When I first started reading THE ROOM LIT BY ROSES: A Journal of Pregnancy
and Birth by Carole Maso, I felt like it was pretentious and a little too
poetic for me, filled with references to obscure poets and saints and
metaphors about ova and such. But as I got farther into the adventure of her
pregnancy, my face was completely soaked with tears of understanding and
appreciation for the way in which she put the whole wonder of birth into
perspective --- of course, I am seven months pregnant and I cry a lot about
the beauty of my experience anyway, but I guarantee that anyone who has any
respect for the creation of life will have the same reaction to this book.

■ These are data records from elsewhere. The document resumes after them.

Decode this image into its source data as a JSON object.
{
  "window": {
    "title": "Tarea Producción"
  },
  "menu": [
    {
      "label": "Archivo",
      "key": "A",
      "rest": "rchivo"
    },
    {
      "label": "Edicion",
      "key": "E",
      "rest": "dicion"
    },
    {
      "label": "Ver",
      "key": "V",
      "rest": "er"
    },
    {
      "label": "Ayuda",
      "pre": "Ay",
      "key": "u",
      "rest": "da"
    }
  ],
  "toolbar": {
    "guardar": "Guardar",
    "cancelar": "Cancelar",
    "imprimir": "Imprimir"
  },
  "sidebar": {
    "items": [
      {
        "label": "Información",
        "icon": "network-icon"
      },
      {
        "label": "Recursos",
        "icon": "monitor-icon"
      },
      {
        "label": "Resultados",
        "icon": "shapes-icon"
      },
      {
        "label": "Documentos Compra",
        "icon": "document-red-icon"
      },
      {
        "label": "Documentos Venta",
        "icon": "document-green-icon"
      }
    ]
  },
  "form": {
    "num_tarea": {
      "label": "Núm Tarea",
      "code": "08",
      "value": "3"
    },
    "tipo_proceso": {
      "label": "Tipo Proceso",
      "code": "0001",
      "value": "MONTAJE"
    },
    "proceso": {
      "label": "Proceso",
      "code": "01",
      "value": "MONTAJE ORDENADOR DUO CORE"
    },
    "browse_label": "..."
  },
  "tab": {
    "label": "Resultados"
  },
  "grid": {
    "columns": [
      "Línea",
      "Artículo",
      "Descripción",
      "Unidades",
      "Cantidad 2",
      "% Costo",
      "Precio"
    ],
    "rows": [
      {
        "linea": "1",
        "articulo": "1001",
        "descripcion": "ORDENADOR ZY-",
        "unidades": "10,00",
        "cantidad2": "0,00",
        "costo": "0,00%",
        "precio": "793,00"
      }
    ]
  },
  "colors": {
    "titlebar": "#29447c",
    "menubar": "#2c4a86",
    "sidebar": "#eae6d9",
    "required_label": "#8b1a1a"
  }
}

Written while she was working on other projects, THE ROOM LIT BY ROSES
follows Maso through the all-too-familiar terrain of fears and joys that
accompany even the most easygoing pregnancy. There is an alertness in her
work that is halted only by her overwhelming need to constantly remember that
death is the mirror-image of creation and that one day her baby "will die
because of me." The fact that anything born must die is a given for us
humans, but here it seems like Maso, who is without the requisite bodily
pains that come with most pregnancies, is filling the space where her morning
sickness isn't with endless recriminations toward those who have passed from
her life and overbearing treatises on death. Maybe, again, I resent this
mention of death because I, myself, am so filled with safely harbored musings
about life being so abundant in my realm --- I don't know. But I felt like it
was the only drowning note in what is otherwise a beautifully buoyant book
about life.
The birth of her child and its aftermath is poignant for its dipping into the
surreality of the whole endeavor and reality of this tiny person Maso has
been waiting for, and dreading, for nine months. THE ROOM LIT BY ROSES is one
woman's heartfelt account of one of life's greatest moments and can be shared
by those who have experienced it and those who haven't with the same degree
of excitement and bittersweet wonder.